The calibration of cameras, long and short-range radars and other lidars of this world represents a very important market. According to the expert’s analysis, in the United States, the market for calibrations alone represents revenues of US$396 million. Based on a calibration operation at $300 each, he predicts that this potential market will reach $864 million by 2025, as the number of vehicles equipped with ADAS increases.

“It’s not a figment of the imagination,” he says. “We’re already seeing the emergence of specialized centers in some states that are dedicated solely to calibration activities. They outsource their services to body shops who don’t have space, knowledge or equipment to do so. I would caution workshops on this subject. If you want to offer ADAS repair and calibration services, commit yourself fully or not at all. There is no room for amateurism.”


In this sense, Frank Terlep sees that the collision industry will necessarily have to become more specialized. He considers that the consolidation of networks, where an increasing number of workshops will be in the hands of a smaller number of players, will encourage this phenomenon, which he sees as inevitable. “I don’t think a small independent shop will be able to repair all these high-tech vehicles,” he says. “We’re already seeing large networks setting up specialized shops by brand and region. You can’t be good at everything. ”

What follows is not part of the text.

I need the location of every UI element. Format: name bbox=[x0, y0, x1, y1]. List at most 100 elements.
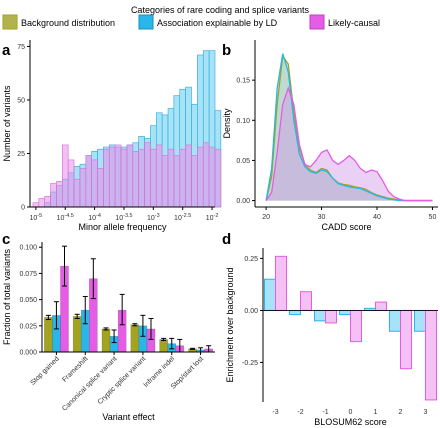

Frank Terlep, author and speaker Photo: SCRS

The solution for a body shop is based on these choices. Analyze the demand in its region and choose to work on a limited number of models. “Ideally, you should seek certification from the manufacturer(s) you choose,” he advises. “Working with regional dealerships is a must. I know that manufacturers need to help the aftermarket by sharing knowledge, data and repair processes. But the body shop has to get close to the manufacturer, pick up the equipment, train their technicians and, most importantly, rigorously follow the repair process. ”

“Body shops must evolve and make choices. You can’t be resistant to change,” says the expert. Pre- and post-repair scans, for example, should be an integral part of the repair process. It’s non-negotiable. “Workshops will have to make choices in the face of the new reality; they can’t standstill. The solution is to partner with dealers, but also with specialized service providers.”